XSD/SRS Special Presentation
Wenkai Zhang, SLAC
January 22, 2013 11:00AM to 12:00PM
Building 401, Room A1100
The ability of coordination compounds to catalyze chemical reactions and absorb visible radiation makes them appealing targets for the development of photocatalysts. One of the attributes that makes transition metals excellent catalysts – a high density of frontier orbitals – can also lead to ultrafast quenching of electronic excited states. Understanding the properties of coordination complexes that dictate the electronic relaxation dynamics has practical, as well as fundamental importance. Most successful photosensitizers and photocatalysts have utilized 4d and 5d metal centers.

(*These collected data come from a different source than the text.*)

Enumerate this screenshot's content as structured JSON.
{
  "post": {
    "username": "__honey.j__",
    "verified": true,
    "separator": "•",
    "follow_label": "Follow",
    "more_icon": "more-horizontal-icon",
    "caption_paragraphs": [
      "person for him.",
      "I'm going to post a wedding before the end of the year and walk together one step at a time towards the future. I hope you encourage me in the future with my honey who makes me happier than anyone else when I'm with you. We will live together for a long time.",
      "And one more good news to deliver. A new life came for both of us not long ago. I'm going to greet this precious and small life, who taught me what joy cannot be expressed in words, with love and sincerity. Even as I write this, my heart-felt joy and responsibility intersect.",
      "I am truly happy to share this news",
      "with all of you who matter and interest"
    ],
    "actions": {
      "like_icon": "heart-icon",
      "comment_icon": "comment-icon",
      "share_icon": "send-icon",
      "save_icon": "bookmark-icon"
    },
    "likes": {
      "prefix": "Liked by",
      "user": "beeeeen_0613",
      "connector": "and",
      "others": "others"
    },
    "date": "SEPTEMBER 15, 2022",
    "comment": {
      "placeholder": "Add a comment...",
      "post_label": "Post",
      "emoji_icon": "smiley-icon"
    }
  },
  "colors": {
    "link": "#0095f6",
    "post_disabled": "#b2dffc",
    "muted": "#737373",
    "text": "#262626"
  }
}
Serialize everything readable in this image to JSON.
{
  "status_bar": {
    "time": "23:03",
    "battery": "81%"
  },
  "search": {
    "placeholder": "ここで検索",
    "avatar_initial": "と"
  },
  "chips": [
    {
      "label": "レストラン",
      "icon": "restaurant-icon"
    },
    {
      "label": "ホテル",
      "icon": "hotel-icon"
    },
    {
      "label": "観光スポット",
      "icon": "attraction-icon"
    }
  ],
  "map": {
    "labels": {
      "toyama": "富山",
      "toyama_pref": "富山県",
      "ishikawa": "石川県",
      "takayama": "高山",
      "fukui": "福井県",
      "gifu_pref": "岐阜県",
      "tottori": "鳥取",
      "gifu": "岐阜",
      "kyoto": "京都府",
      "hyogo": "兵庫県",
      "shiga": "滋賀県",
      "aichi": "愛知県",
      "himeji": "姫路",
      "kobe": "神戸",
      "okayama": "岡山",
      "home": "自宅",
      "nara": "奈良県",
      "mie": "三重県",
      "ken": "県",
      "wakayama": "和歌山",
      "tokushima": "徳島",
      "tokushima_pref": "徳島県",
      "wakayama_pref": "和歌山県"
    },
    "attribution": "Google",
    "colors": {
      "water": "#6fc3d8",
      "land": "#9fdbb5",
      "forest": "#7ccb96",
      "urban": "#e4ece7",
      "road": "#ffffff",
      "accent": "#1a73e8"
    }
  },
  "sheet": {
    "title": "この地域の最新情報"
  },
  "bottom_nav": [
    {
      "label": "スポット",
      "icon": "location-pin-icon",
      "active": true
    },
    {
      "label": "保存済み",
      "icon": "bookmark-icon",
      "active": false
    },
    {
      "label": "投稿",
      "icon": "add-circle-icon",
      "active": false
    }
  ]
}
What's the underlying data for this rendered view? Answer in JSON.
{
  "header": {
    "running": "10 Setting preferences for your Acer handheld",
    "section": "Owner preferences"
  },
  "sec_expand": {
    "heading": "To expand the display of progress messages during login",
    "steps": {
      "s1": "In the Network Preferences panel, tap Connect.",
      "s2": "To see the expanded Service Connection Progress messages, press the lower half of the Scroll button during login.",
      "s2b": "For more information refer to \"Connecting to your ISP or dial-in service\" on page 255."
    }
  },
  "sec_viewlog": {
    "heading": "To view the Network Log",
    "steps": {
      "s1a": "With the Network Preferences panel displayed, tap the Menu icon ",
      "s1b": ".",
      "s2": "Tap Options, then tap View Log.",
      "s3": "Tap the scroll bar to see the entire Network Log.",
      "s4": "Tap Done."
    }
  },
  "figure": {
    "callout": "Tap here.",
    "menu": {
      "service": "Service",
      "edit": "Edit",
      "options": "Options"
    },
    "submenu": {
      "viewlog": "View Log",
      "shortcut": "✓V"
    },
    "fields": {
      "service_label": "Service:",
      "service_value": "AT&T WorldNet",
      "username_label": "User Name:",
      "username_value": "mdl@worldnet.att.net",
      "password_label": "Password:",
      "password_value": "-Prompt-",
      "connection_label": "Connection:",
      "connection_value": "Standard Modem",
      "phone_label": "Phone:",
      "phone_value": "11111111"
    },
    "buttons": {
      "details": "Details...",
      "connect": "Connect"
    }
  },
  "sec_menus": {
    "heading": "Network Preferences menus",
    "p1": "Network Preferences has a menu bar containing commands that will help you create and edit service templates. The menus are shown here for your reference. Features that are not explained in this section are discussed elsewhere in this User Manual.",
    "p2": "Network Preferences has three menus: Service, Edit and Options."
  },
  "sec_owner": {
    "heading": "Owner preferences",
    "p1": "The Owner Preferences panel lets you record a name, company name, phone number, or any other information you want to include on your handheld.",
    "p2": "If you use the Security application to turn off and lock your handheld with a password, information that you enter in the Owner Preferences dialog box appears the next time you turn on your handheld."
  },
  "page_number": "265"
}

The significant cost and low abundance of many 4d and 5d metals has inspired attempts to substitute high cost atoms with isoelectronic 3d metal complexes. But the exchange iron for ruthenium increases the charge transfer relaxation rate by roughly a factor of one million. The huge distinction in lifetimes has generally been attributed to differences in the ligand field excite state energies. But we currently still lack a detailed understanding of how ligand field excited states and charge transfer excited states interact and how this depends upon nuclear and electronic structure. We investigated the role of ligand field excited states in the relaxation dynamics of photogenerated charge transfer states in a series of iron(II) coordination compounds with hard x-ray emission spectroscopy (XES).

The tremendous sensitivity of XES to the charge and spin state of the transition metal centers make these techniques ideally suited to investigating the electron dynamics in coordination chemistry. By studying mixed cyanide and bipyridine ligands with advanced x-ray spectroscopy, we discovered that the excited state decay pathway can be controlled and adjusted by systematically tuning the ligand field splitting. We demonstrated that changing the iron ligands lend to a 100-fold increase in the charge transfer excited state lifetime, a critical metric for earth abundant photosensitizers.